Ich beschäftige mich gerade viel mit Plotten und dabei geht es ja immer um die Entwicklung der Figuren. Der Plot dreht sich darum, dass die Figur ein Ziel hat, dass sie erreichen will und etwas hindert sie daran. Neben den äußeren Umständen, ihre eigene Schwäche, die sie lernt zu überwinden.

(klar kann man Plots auch anders entwickeln, aber es geht mir hier konkret darum, es so zu machen, also diesem klassischen Schema zu folgen.)

Ich hab das bisher oft unbewusst gemacht, gerade bei Romance ist dieser Aspekt einfach, oft geht es darum, dass die Figuren lernen müssen, wieder zu vertrauen oder zu ihren Gefühlen zu stehen etc.

Jetzt habe ich ein Fantasy-Projekt mit vielen Figuren, die alle ihre eigene Entwicklung brauchen.

Ich hab zur Inspiration mal danach gesucht und Listen gefunden.
Beispiele:
eitel, selbstsüchtig, wenig selbstbewusst, obsessiv, kein Vertrauen, machthungrig, rachsüchtig, arrogant, naiv, unreif, kontrollierend, hängt an Vergangenheit, ängstlich ...

Aber das alles macht nur in einem Kontext Sinn. Einige Figuren müssen ihre Schwäche natürlich auch gar nicht überwinden, sondern scheitern an ihr, wie Antagonisten oder tragische Helden.

Wie geht ihr da ran?
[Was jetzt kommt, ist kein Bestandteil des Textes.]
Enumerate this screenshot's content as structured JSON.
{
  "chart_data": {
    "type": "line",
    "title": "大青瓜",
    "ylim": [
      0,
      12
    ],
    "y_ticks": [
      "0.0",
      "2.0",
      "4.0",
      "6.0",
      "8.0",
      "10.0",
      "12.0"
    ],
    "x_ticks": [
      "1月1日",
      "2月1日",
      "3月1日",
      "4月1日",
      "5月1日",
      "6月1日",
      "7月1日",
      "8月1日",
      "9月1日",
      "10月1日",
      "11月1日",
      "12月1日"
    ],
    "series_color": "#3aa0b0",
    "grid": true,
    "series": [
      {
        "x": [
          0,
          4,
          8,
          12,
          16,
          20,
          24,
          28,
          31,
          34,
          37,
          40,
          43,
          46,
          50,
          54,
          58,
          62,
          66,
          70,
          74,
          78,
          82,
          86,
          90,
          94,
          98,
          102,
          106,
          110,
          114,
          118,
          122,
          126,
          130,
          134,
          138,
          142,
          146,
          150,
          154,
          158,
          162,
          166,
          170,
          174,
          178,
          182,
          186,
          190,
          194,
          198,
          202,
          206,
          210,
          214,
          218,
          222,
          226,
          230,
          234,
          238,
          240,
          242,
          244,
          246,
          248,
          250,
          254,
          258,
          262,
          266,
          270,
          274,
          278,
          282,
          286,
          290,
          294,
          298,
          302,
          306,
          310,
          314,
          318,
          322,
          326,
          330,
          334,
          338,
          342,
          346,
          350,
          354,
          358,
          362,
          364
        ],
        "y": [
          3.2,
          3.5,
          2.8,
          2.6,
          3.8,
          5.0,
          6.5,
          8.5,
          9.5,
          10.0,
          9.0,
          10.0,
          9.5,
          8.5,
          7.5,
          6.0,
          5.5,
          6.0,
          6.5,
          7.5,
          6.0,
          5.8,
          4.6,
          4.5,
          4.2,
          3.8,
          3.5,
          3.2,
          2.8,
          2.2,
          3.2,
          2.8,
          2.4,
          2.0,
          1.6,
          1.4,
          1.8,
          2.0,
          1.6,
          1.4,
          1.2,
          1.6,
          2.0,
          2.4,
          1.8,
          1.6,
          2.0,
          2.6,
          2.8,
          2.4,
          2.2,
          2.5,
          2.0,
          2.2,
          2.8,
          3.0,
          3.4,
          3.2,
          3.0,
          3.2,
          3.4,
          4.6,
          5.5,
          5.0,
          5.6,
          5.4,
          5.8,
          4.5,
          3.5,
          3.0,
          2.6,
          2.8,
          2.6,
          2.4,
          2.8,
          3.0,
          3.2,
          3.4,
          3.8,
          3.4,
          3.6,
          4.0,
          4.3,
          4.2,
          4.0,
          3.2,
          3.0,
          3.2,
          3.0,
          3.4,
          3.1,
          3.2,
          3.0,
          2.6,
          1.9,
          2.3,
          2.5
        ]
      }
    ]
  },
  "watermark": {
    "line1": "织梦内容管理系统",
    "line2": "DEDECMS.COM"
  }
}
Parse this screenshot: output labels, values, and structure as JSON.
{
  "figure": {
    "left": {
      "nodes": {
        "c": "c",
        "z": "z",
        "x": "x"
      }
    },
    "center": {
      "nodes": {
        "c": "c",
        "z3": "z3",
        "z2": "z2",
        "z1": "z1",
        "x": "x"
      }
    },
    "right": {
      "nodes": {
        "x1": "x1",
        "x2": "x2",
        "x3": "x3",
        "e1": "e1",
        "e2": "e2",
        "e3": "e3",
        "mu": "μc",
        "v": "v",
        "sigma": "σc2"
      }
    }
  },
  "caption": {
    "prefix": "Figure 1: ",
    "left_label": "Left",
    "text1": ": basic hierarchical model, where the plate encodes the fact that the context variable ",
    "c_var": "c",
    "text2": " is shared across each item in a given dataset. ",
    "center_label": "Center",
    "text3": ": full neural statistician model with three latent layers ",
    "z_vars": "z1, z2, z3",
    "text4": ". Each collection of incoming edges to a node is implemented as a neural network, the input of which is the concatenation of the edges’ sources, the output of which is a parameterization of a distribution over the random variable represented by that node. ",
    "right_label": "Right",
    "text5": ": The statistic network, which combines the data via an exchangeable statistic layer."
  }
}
Ergibt sich das bei euch automatisch, denkt ihr darüber nach?  Welche Schwächen bzw. Entwicklung macht eure Figur durch? Oder eure Lieblingsfigur aus Buch/Film?

Malou

#1
Hmmm also bei mir ergibt sich das auf unterschiedliche Weisen. Zur Inspiration für die Figurenentwicklung empfehlen kann ich:


Meine Charaktere entstehen aber hauptsächlich aus dem Bauchgefühl heraus, sodass ich die eben aufgezählten Inspirationspunkte eher dazu nutze, dem Bauchgefühl einen Begriff zu geben bzw. es selbst zu verstehen. Ich lese dann etwas und denke "Ja, das ist es.". Manchmal weiß ich es aber auch noch nicht so genau, dann versuche ich, den Charakter besser kennenzulernen, indem ich einige Szenen schreibe oder einige Kreativmethoden u.Ä. anwende, um mehr über den Charakter herauszufinden. Das kann ein Brainstorming sein, ein Interview mit dem Charakter, aber auch Songs, Bücher und Filme können mich inspirieren, genauso wie Menschen aus dem realen Leben oder ich selbst - denn meine eigenen Schwächen, Entwicklungen und Lessons to learn kann ich am besten nachempfinden. Natürlich soll der Charakter nicht ich selbst sein, aber es hilft, wenn man selbst versteht, was der Charakter durchmacht.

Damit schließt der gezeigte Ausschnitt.